Helicopters later flew overhead, and Fox put some Day-Glo color staff T-shirts from past Mississippi Valley Fairs on his deck and painted messages on them like, “Hotel Rwanda” and “Beam me up, Scotty.” But they did not result in a rescue.
“It was the Friday after the storm that the Coast Guard was coming through on their inflatable rafts, honking loud horns,” said Fox. “That’s when they came by and got us.”
One concern was the couple had to leave their young cat, Ching, behind. But they had filled the bathtub full of water and left plenty of food for him.
When rescued, the Foxes were taken to a dry place and dropped off. Then they were escorted to the back of a windowless panel truck, which was driven around for three or four hours.
“They took us to the airport,” Fox said. “It had been turned into a triage center. They wouldn’t let us stay there. So finally after another hour or so, they dropped us off on the interstate.”
Already there were people who had been evacuated a couple days prior from the flooded St. Bernard Parish, which, said Fox, is low in elevation and close to the Gulf.
“People had been sitting there (on the interstate) for days. There were dead bodies.”
The Foxes stayed there overnight and wondered what would become of them. The next morning, Saturday, some buses arrived, “and they didn’t tell us where they were taking us until we got on the bus.
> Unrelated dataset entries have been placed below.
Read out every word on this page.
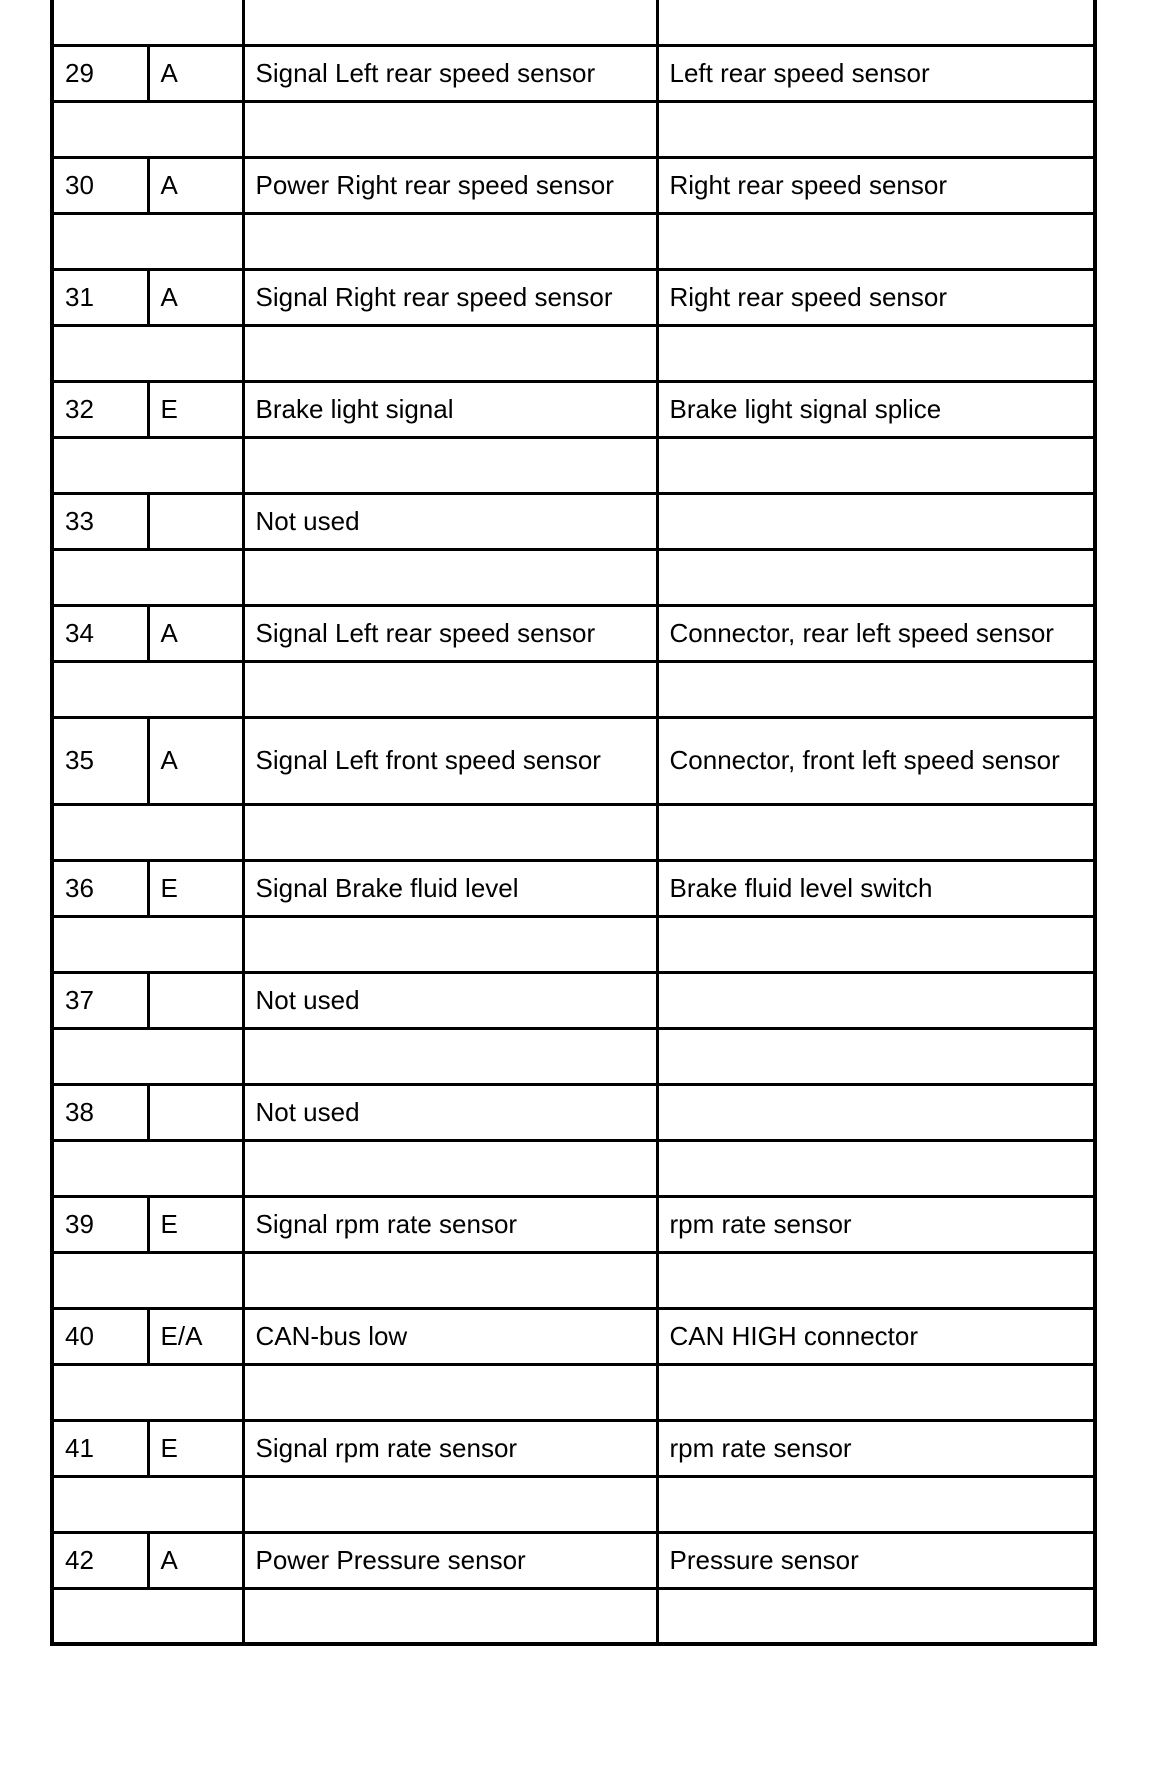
29	A	Signal Left rear speed sensor	Left rear speed sensor

30	A	Power Right rear speed sensor	Right rear speed sensor

31	A	Signal Right rear speed sensor	Right rear speed sensor

32	E	Brake light signal	Brake light signal splice

33		Not used	

34	A	Signal Left rear speed sensor	Connector, rear left speed sensor

35	A	Signal Left front speed sensor	Connector, front left speed sensor

36	E	Signal Brake fluid level	Brake fluid level switch

37		Not used	

38		Not used	

39	E	Signal rpm rate sensor	rpm rate sensor

40	E/A	CAN-bus low	CAN HIGH connector

41	E	Signal rpm rate sensor	rpm rate sensor

42	A	Power Pressure sensor	Pressure sensor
That’s when they told us they were taking us to Houston.”
Those on the bus heard a harsh message. Someone announced: “You’ll not be able to get off this bus in the state of Louisiana; you are now considered refugees.”
In downtown Houston the bus went to the Stennis Center, where its passengers were to be processed. Fox said someone who may have been a sheriff got on the bus, looked down the aisle and said, “I just want to tell you people, I know what a criminal looks like.” The man then carefully looked everybody over.
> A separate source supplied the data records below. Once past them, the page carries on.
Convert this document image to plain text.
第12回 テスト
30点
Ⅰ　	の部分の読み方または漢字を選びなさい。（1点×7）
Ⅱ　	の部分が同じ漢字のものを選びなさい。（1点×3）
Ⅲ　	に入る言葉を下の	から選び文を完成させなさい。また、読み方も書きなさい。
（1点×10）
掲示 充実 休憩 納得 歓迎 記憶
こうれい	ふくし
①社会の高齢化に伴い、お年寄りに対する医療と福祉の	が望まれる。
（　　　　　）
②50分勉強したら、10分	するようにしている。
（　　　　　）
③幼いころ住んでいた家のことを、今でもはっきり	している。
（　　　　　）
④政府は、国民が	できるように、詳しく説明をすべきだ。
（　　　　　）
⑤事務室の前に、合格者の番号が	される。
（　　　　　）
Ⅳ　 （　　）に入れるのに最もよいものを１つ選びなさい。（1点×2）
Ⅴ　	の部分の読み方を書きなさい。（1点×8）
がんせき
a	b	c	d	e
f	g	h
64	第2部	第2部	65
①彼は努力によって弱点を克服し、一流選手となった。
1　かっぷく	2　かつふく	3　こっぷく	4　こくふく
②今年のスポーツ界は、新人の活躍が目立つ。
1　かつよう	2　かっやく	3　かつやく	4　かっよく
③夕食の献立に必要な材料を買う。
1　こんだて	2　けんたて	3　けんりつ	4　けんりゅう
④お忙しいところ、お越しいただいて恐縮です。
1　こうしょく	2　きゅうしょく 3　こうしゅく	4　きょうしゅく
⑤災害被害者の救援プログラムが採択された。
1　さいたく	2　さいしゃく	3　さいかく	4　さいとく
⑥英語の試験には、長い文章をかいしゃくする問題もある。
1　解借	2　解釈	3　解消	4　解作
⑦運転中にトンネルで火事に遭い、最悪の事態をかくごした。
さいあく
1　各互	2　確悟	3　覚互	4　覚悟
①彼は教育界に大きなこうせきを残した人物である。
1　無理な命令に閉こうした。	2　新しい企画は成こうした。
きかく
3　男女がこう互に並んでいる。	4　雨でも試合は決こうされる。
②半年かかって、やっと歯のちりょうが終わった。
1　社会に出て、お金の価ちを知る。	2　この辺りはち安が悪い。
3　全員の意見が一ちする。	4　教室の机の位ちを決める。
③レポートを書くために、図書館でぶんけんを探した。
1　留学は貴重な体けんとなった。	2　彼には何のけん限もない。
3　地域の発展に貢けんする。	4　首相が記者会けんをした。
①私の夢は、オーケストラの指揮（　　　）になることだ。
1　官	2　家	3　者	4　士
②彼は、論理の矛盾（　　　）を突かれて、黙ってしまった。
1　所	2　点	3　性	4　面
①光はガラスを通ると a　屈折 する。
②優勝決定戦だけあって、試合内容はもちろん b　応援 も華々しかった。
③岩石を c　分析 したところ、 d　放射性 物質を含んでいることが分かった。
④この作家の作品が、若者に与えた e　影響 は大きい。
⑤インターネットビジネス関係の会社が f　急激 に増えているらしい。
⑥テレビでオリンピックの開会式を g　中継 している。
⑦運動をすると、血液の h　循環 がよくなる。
As people were leaving the bus to be processed Fox told the driver he didn’t want to be there. The bus driver said, “I’ll tell you what. When you get off the bus, you turn right and don’t look back.”
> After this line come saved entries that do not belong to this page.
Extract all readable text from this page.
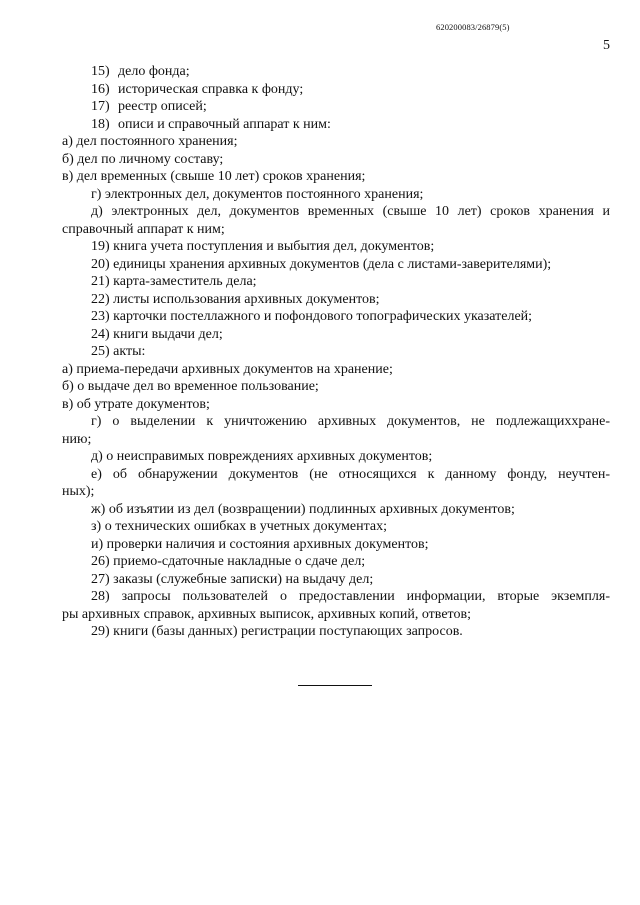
620200083/26879(5)
5
15) дело фонда;
16) историческая справка к фонду;
17) реестр описей;
18) описи и справочный аппарат к ним:
а) дел постоянного хранения;
б) дел по личному составу;
в) дел временных (свыше 10 лет) сроков хранения;
г) электронных дел, документов постоянного хранения;
д) электронных дел, документов временных (свыше 10 лет) сроков хранения и
справочный аппарат к ним;
19) книга учета поступления и выбытия дел, документов;
20) единицы хранения архивных документов (дела с листами-заверителями);
21) карта-заместитель дела;
22) листы использования архивных документов;
23) карточки постеллажного и пофондового топографических указателей;
24) книги выдачи дел;
25) акты:
а) приема-передачи архивных документов на хранение;
б) о выдаче дел во временное пользование;
в) об утрате документов;
г) о выделении к уничтожению архивных документов, не подлежащиххране-
нию;
д) о неисправимых повреждениях архивных документов;
е) об обнаружении документов (не относящихся к данному фонду, неучтен-
ных);
ж) об изъятии из дел (возвращении) подлинных архивных документов;
з) о технических ошибках в учетных документах;
и) проверки наличия и состояния архивных документов;
26) приемо-сдаточные накладные о сдаче дел;
27) заказы (служебные записки) на выдачу дел;
28) запросы пользователей о предоставлении информации, вторые экземпля-
ры архивных справок, архивных выписок, архивных копий, ответов;
29) книги (базы данных) регистрации поступающих запросов.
The Foxes did just that and kept on walking. They were a block away before they looked back, and they felt a sense of freedom.
Some relatives of Bob Fox’s wife, Carol, drove Jeff and Kathy Fox back to Louisiana the next morning, “and we stayed with them for about a week in Lake Charles. Then they got hit by Hurricane Rita.”
Worried about Ching, the Foxes had called and asked the Society for the Prevention of Cruelty to Animals to rescue their cat. But would-be rescuers apparently were noisy, and the cat hid from them. When the rescuers left, they left the house’s front door open, and Ching had gotten out.
Jeff Fox worked for a few days at an animal rescue facility in Baton Rouge, hoping he’d come across Ching. But he didn’t.
Fox wanted to return home to look for the cat but only the media and animal rescuers were permitted to enter New Orleans.
But I had a plan to help him. I was working fulltime at WOC Radio News back then, and Fox had allowed me to interview him in the weeks prior for some news stories about Katrina.
So I decided to, you might say, make him part of the news team so he could get back home. I created a photo identification card that said he was a WOC correspondent, which, in reality he was at the time.
With his news media ID in hand, Fox was ready to re-enter New Orleans and look for Ching. But it turns out he did not need it. He had affixed a large pet rescuer sign on the front of his rental car and was permitted back into the city with no problem.
The story has a happy ending. Jeff Fox got back to his house and one night around midnight Ching returned, “kind of in a state of shock.”
Ching, now age 12, is well. And he is a survivor. Fox notes that the feline survived not one but two hurricanes because the tail end of Hurricane Rita tagged New Orleans a couple weeks after Katrina had hit.
And remember those colorful T-shirts Jeff Fox had displayed in hopes they would lead to a quicker rescue? The T-shirts were shown by CNN’s Anderson Cooper in one of his reports from New Orleans. Fox recognized them while watching TV.
He could tell where the reports had originated, later drove to that spot and found the T-shirts on the ground.